Create edge flags per edge instead of per way #2457

easbar · 2021-11-03T22:44:51Z

So far we create edge flags (EncodingManager/FlagEncoder#handleWayTags) for each OSM way, even though a way might be split into multiple edges. This works, because the flags are the same for each edge the way is split into. However, once we consider elevation (like #2456 ) or node tags (like traffic signals for example) this will no longer work. We already have EncodingManager/AbstractFlagEncoder#applyWayTags for this reason, but this is only used for the flag encoders, not the encoded values so far. We also determine the custom areas and countries per way and not per edge. This works as long as ways stop at country borders, but for smaller custom areas this can already break. Imagine a longer way that crosses multiple custom areas but has to be associated with just one. Also estimated_distance is rather imprecise when it is calculated per way, but applied for each edge.

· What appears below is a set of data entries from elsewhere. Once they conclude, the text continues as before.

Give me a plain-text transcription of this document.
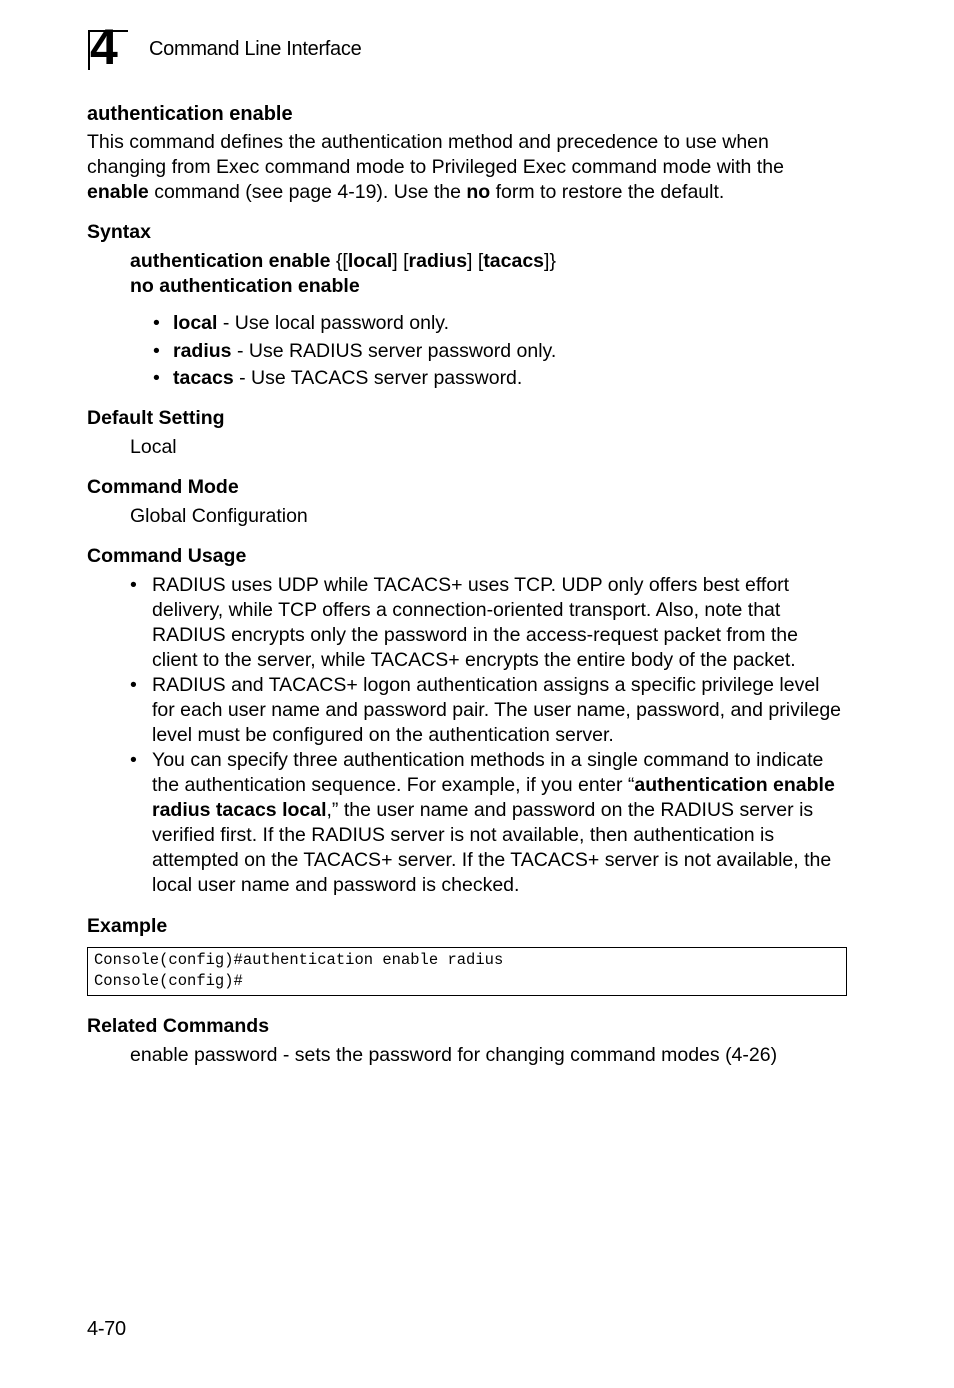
4 Command Line Interface
authentication enable

This command defines the authentication method and precedence to use when changing from Exec command mode to Privileged Exec command mode with the enable command (see page 4-19). Use the no form to restore the default.

Syntax
authentication enable {[local] [radius] [tacacs]}
no authentication enable
• local - Use local password only.
• radius - Use RADIUS server password only.
• tacacs - Use TACACS server password.
Default Setting
Local
Command Mode
Global Configuration
Command Usage
• RADIUS uses UDP while TACACS+ uses TCP. UDP only offers best effort delivery, while TCP offers a connection-oriented transport. Also, note that RADIUS encrypts only the password in the access-request packet from the client to the server, while TACACS+ encrypts the entire body of the packet.
• RADIUS and TACACS+ logon authentication assigns a specific privilege level for each user name and password pair. The user name, password, and privilege level must be configured on the authentication server.
• You can specify three authentication methods in a single command to indicate the authentication sequence. For example, if you enter “authentication enable radius tacacs local,” the user name and password on the RADIUS server is verified first. If the RADIUS server is not available, then authentication is attempted on the TACACS+ server. If the TACACS+ server is not available, the local user name and password is checked.
Example
Console(config)#authentication enable radius
Console(config)#
Related Commands
enable password - sets the password for changing command modes (4-26)
4-70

GraphHopper does not really use the concept of an OSM way, except during import of course. So the only reason we calculate the flags per way not per edge is performance. Running the import for Germany with this PR (where the edge flags are calculated for each edge) was around 5-10% slower than master. This can of course depend on which encoded values are calculated and how many custom areas there are. However, in case there are very many custom areas I would also assume the higher precision is wanted or even necessary anyway.

We could start separating encoded values that need to be calculated per edge from those that are calculated per way, or add something like TagParser#applyWayTags (like here: 92dae9e), but considering the small speed up to me it seems like this might not really be worth it. In case the custom area index lookup was the bottleneck there is still room to speed up the area lookup (use rasterization).

I'll try to check the performance of this for a planet-wide import with many encoded values next.

…ficial tags for each edge

easbar · 2021-11-06T06:55:38Z

I got a few more numbers:

map	encoded_values	edge flags	artificial tags	import time
Germany	default	per way	per way	151-157s
Germany	all	per way	per way	170s
Germany	default	per segment	per segment	159s
Germany	all	per segment	per segment	180s
Germany	default	per segment	disabled	150s
Germany	all	per segment	disabled	170s

encoded_values=all means I disabled all encoded values listed in config-example.yml (except mtb_rating because it was broken (#2458)). encoded_values=default means the graph.encoded_values setting was empty (road_class,road_class_link,road_environment,max_speed,roundabout,road_access).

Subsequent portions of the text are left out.